In all of the icy gloom and doom, I bet you didn’t hear about the heroic and generous actions of a Chick-fil-A along Highway 280 in Birmingham, Alabama, did you?
Mark Meadows, owner of the Chick-fil-A closed early the day of the storm and sent all of his employees home. However, the employees and Meadows soon discovered that they were not going to be able to get home with all of the stranded motorists stuck on the roads. Some of the cars near the restaurant had been stranded for up to 7 hours.
Meadows and his employees fired up the kitchen and began preparing chicken sandwiches as fast as they could. They prepared several hundred sandwiches and then Meadows and his staff headed out and began distributing the hot meals to the stranded motorists on both sides of Highway 280.
Some of the drivers tried to pay them for the sandwiches, but Meadows and his employees refused to take a single penny. Audrey Pitt, manager of the Chick-fil-A, explained why: “This company is based on taking care of people and loving people before you’re worried about money or profit. We were just trying to follow the model that we’ve all worked under for so long and the model that we’ve come to love. There was really nothing else we could have done but try to help people any way we could.”

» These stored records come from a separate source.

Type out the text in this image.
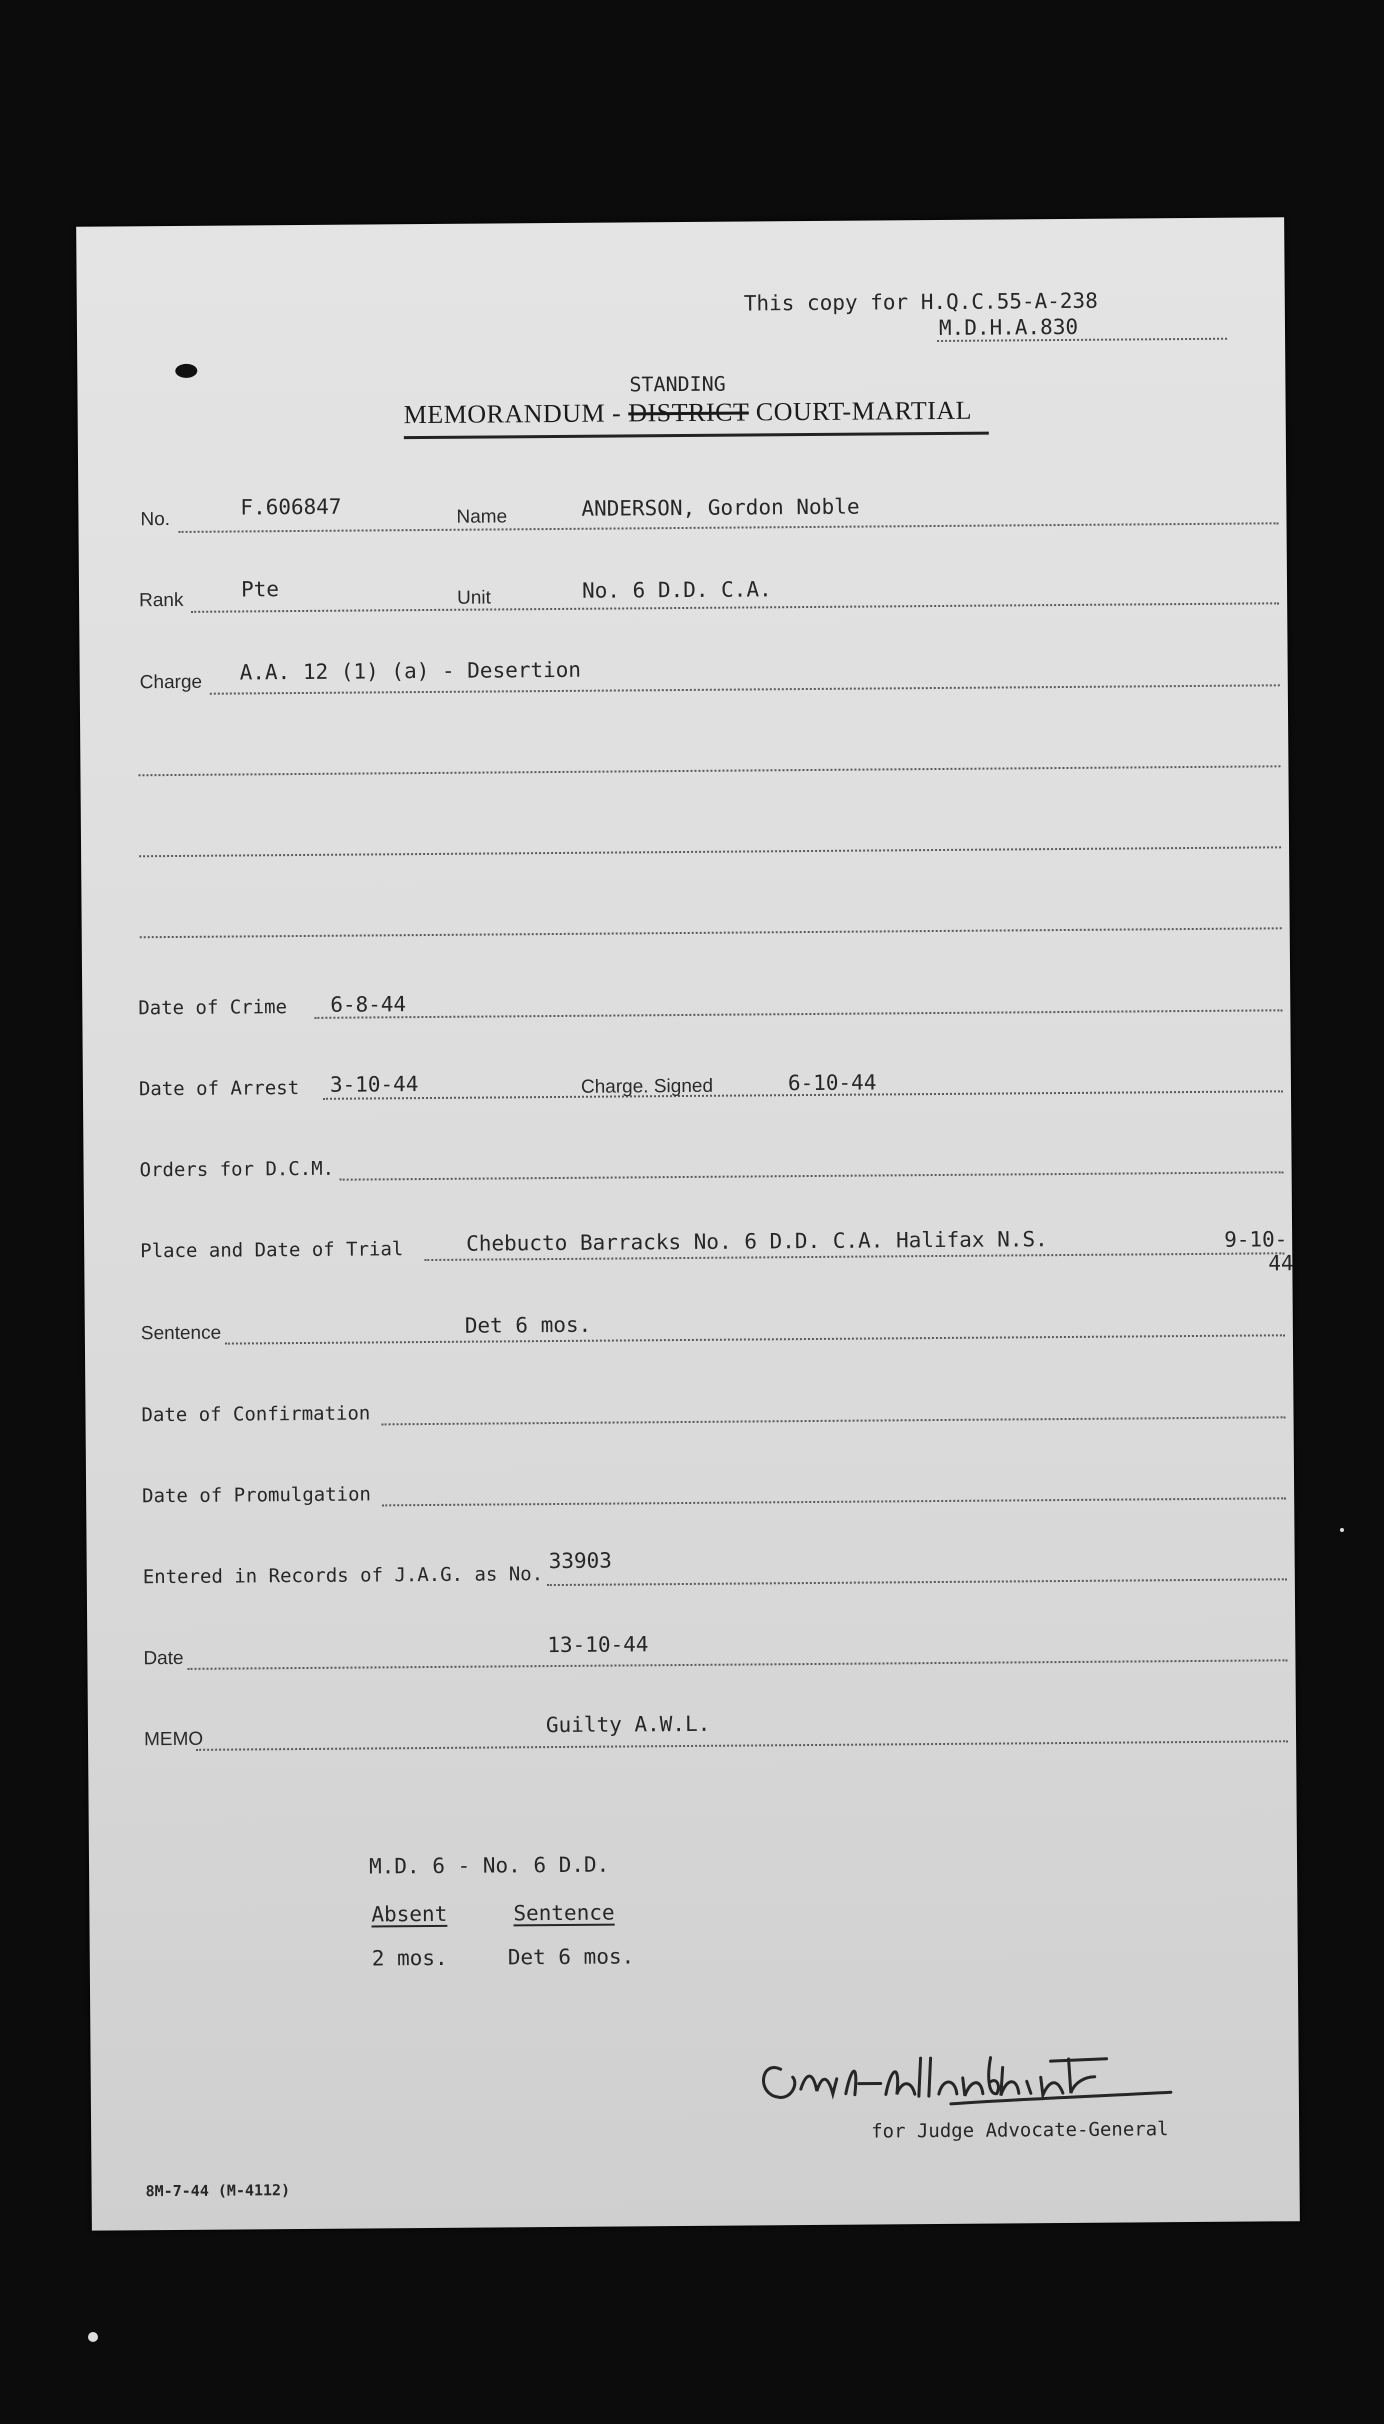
This copy for H.Q.C.55-A-238
M.D.H.A.830
STANDING
MEMORANDUM - DISTRICT COURT-MARTIAL
No.
F.606847	Name	ANDERSON, Gordon Noble
Rank	Pte	Unit	No. 6 D.D. C.A.
Charge A.A. 12 (1) (a) - Desertion
Date of Crime 6-8-44
Date of Arrest 3-10-44	Charge. Signed	6-10-44
Orders for D.C.M.
Place and Date of Trial	Chebucto Barracks No. 6 D.D. C.A. Halifax N.S.	9-10-
44
Sentence	Det 6 mos.
Date of Confirmation
Date of Promulgation
Entered in Records of J.A.G. as No.
33903
Date
13-10-44
MEMO
Guilty A.W.L.
M.D. 6 - No. 6 D.D.
Absent	Sentence
2 mos.	Det 6 mos.
for Judge Advocate-General
8M-7-44 (M-4112)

However, Meadows and Pitt were not through with their Good Samaritan efforts. They helped push cars off the roads, up inclines and whatever else they could do to help. Then they kept the restaurant open overnight so that stranded motorists could have a warm place to be. A number of motorists slept in booths or on the benches.
Then in the morning, they again fired up the kitchen and prepared chicken biscuits for their overnight guests and once again they refused to accept any payment. During that 24-hour period, this Chick-fil-A restaurant opened their kitchen, their doors and their hearts to hundreds of stranded motorists and they did so refusing to accept any payment.
All I can say is well done to the entire group of employees who set out to help those in need, without any cost for the food and sacrificing their time to serve.